Dans de nombreuses sociétés, ne pas écrire n’est pas un manque, mais un acte. Chez les Aborigènes, les Dogons, les Mayas, ou dans la tradition islamique, l’oralité a parfois été préférée à l’écrit pour protéger le lien vivant, sacré, ou communautaire. Et si le même geste avait été fait ici ?.
Pendant longtemps, on a expliqué la disparition de l’écriture amazighe comme un désintérêt par le peuple amazigh et/ou une conséquence des dominations extérieures : arabisation, colonisation, centralisation. Et si c’était plus complexe ? Et si, au lieu d’avoir été oubliée, l’écriture tifinagh avait été mise en retrait volontairement, par fidélité à une forme de transmission vivante, intime, protégée ?

Professeure de langue
C’est l’hypothèse que nous – un psychiatre et une professeure de langue– avons formulée en observant un phénomène troublant : notre application Tifinagh Express, pourtant simple, gratuite, bien conçue, est téléchargée chaque jour… mais une partie des utilisateurs s’arrête sans raison apparente. Pas à cause de la technique. Ni du design. Ni du contenu. Quelque chose semble résister. En profondeur.
En croisant des approches psycholinguistiques, cliniques, culturelles et les travaux de chercheuses comme Fatima Sadiqi, nous avons posé une hypothèse: Et si les Amazighs avaient choisi de taire leur écriture pour protéger ce qu’elle portait ?
Dans de nombreuses sociétés, ne pas écrire n’est pas un manque, mais un acte. Chez les Aborigènes, les Dogons, les Mayas, ou dans la tradition islamique, l’oralité a parfois été préférée à l’écrit pour protéger le lien vivant, sacré, ou communautaire. Et si le même geste avait été fait ici ?
Entre le IIIe et le VIIIe siècle, l’écriture libyque – ancêtre du tifinagh-disparaît soudainement. Pas de manuscrits. Pas de transition. Un silence propre, organisé, sans hybridation. Un vide actif.

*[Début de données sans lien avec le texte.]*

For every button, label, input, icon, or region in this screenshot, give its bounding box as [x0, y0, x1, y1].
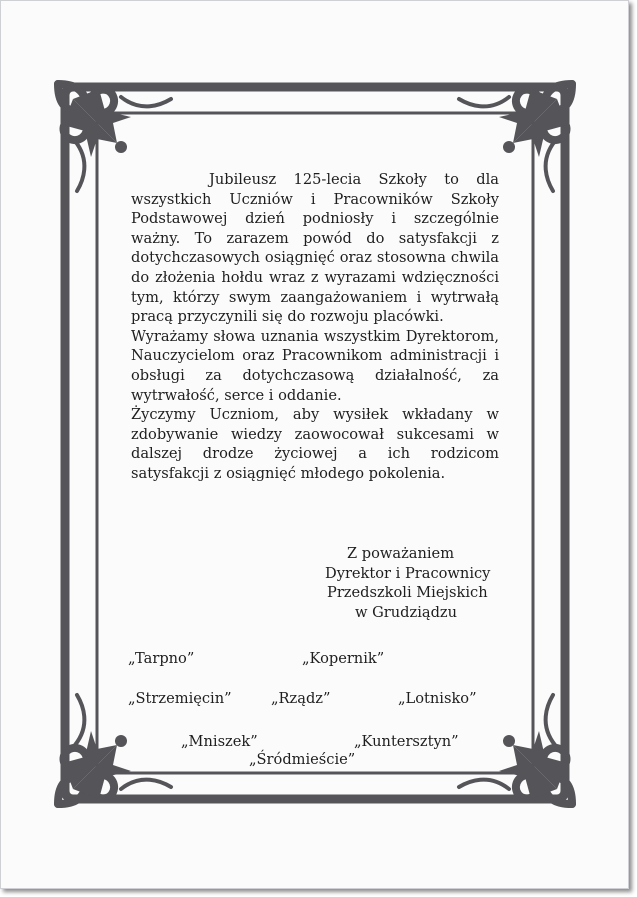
school-name-srodmiescie: „Śródmieście”	[249, 751, 356, 768]
school-name-kopernik: „Kopernik”	[302, 650, 385, 667]
letter-paragraph-1: Jubileusz 125-lecia Szkoły to dla wszystkich Uczniów i Pracowników Szkoły Podstawowej dzień podniosły i szczególnie ważny. To zarazem powód do satysfakcji z dotychczasowych osiągnięć oraz stosowna chwila do złożenia hołdu wraz z wyrazami wdzięczności tym, którzy swym zaangażowaniem i wytrwałą pracą przyczynili się do rozwoju placówki.	[131, 171, 499, 326]
signature-block	[300, 544, 520, 622]
letter-body	[131, 170, 499, 484]
signature-line: Przedszkoli Miejskich	[327, 584, 488, 602]
school-name-strzemiecin: „Strzemięcin”	[128, 690, 232, 707]
letter-paragraph-2: Wyrażamy słowa uznania wszystkim Dyrektorom, Nauczycielom oraz Pracownikom administracji i obsługi za dotychczasową działalność, za wytrwałość, serce i oddanie.	[131, 327, 499, 404]
school-name-tarpno: „Tarpno”	[128, 650, 195, 667]
signature-line: w Grudziądzu	[355, 603, 457, 621]
school-name-mniszek: „Mniszek”	[181, 733, 258, 750]
school-name-kuntersztyn: „Kuntersztyn”	[354, 733, 459, 750]
signature-line: Z poważaniem	[347, 545, 455, 562]
school-name-rzadz: „Rządz”	[271, 690, 331, 707]
letter-paragraph-3: Życzymy Uczniom, aby wysiłek wkładany w zdobywanie wiedzy zaowocował sukcesami w dalszej drodze życiowej a ich rodzicom satysfakcji z osiągnięć młodego pokolenia.	[131, 406, 499, 482]
signature-line: Dyrektor i Pracownicy	[325, 564, 491, 582]
school-name-lotnisko: „Lotnisko”	[398, 690, 477, 707]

Dans un monde où l’arabe devient la langue du pouvoir, continuer à écrire en tifinagh aurait pu être perçu comme un acte de résistance… ou d’hérésie. Dans ce contexte, ne pas écrire devient une forme de sauvegarde. Laisser mourir l’écrit pour sauver le lien. Abandonner les signes pour préserver la voix.
Loin d’être un pis-aller, l’oralité amazighe est un système complet: rythmé, codifié, hiérarchisé, ancré dans les corps. On ne le parle pas pour parler : on transmet, dans un geste, un souffle, un silence. La parole n’y est pas stockée – elle est vécue. Dans cette culture, le vivant a toujours primé sur l’archive.
Même les femmes touarègues ont préservé le tifinagh de manière discrète, sur des objets, dans des talismans, dans le sable… Une écriture en exil, protégée en silence, jamais institutionnalisée, jamais menaçante. Et peut-être est-ce cela qui l’a sauvée.

Psychiatre
Ce retrait n’est pas seulement historique. Il est psychologique. Il a laissé des traces invisibles, profondes, qui circulent aujourd’hui encore dans les corps, les gestes, les silences. Ce que la psychologie nomme transmission transgénérationnelle non verbale éclaire cette hypothèse : ce que nous appelons oubli est parfois une fidélité ancienne, un interdit protecteur, transmis sans mot dire. Et cela change tout. Car si ce retrait est un héritage, alors y revenir est un choix. Pas une trahison.
Alors que les jeunes générations redécouvrent leur langue, veulent lire, écrire, coder en amazigh, il ne suffit pas de dire «Apprenez». Il faut aussi pouvoir dire : «Je comprends pourquoi vous ne l’avez pas fait». «Vous avez le droit d’y revenir. À votre rythme. En respectant ce que le silence a protégé». L’écriture, dans cette perspective, devient un soin. Elle permet de panser une blessure, de réconcilier des parts de soi. Le chant des anciens et les écrans d’aujourd’hui. La mémoire incarnée et les lettres enfin tracées.
Et maintenant ?
Si ces lettres vous troublent sans que vous sachiez dire pourquoi…
Si leur beauté vous attire autant qu’elle vous intimide…
Alors peut-être que, vous aussi, vous portez ce silence sans le savoir.
Et peut-être que ce texte n’est pas une réponse, mais une permission.
Celle de réécrire. À votre rythme.
Celle de renouer sans forcer.
Parce qu’avant d’écrire, parfois, il faut d’abord se sentir autorisé à le faire.